## Loading and indexing the data for training

In [83]:
reviews = (spark
    .read
    .json('./data/raw_data/reviews_Musical_Instruments_5.json.gz'))

In [84]:
from pyspark.ml.feature import StringIndexer
from pyspark.ml import Pipeline

indexing_pipeline = Pipeline(stages=[
    StringIndexer(inputCol="reviewerID", outputCol="reviewerIndex"),
    StringIndexer(inputCol="asin", outputCol="asinIndex")
])

indexed_reviews = indexing_pipeline.fit(reviews).transform(reviews)

In [110]:
(train, _, test) = indexed_reviews.randomSplit([.6, .2, .2], seed=1800009193L)

## Evaluator

In [122]:
from pyspark.ml.evaluation import RegressionEvaluator

evaluator = RegressionEvaluator(
    predictionCol="prediction", 
    labelCol="overall", 
    metricName="rmse")

## Benchmark: predict by distribution

In [123]:
from pyspark.sql.functions import lit

average_rating = (train
    .groupBy()
    .avg('overall')
    .collect()[0][0])

average_rating_prediction = test.withColumn('prediction', lit(average_rating))
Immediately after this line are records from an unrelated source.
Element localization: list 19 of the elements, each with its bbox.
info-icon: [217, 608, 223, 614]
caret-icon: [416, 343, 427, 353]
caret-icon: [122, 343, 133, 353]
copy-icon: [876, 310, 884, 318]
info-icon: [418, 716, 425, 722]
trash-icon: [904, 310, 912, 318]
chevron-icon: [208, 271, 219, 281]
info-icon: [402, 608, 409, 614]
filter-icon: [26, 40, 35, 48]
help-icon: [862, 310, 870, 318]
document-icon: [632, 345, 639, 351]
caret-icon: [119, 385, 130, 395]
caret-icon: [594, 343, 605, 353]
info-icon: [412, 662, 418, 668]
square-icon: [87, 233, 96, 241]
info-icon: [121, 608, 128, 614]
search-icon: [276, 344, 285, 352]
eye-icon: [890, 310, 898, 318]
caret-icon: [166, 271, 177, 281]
average_rating_evaluation = evaluator.evaluate(average_rating_prediction)

print('The RMSE of always predicting {0} stars is {1}'.format(average_rating, average_rating_evaluation))

The RMSE of always predicting 4.4999187124 stars is 0.894400260161


## Recommender system

In [111]:
from pyspark.ml.recommendation import ALS

als = ALS(
        maxIter=5,
        regParam=.1,
        userCol='reviewerIndex',
        itemCol='asinIndex',
        ratingCol='overall',
        rank=24,        
        seed=1800009193L)

## Evaluating the model

In [112]:
model = als.fit(train)

In [113]:
predictions = model.transform(test)

In [125]:
evaluation = evaluator.evaluate(predictions.filter(col('prediction') != float('nan')))

print('The RMSE of the recommender system is {0}'.format(evaluation))

The RMSE of the recommender system is 1.98658845486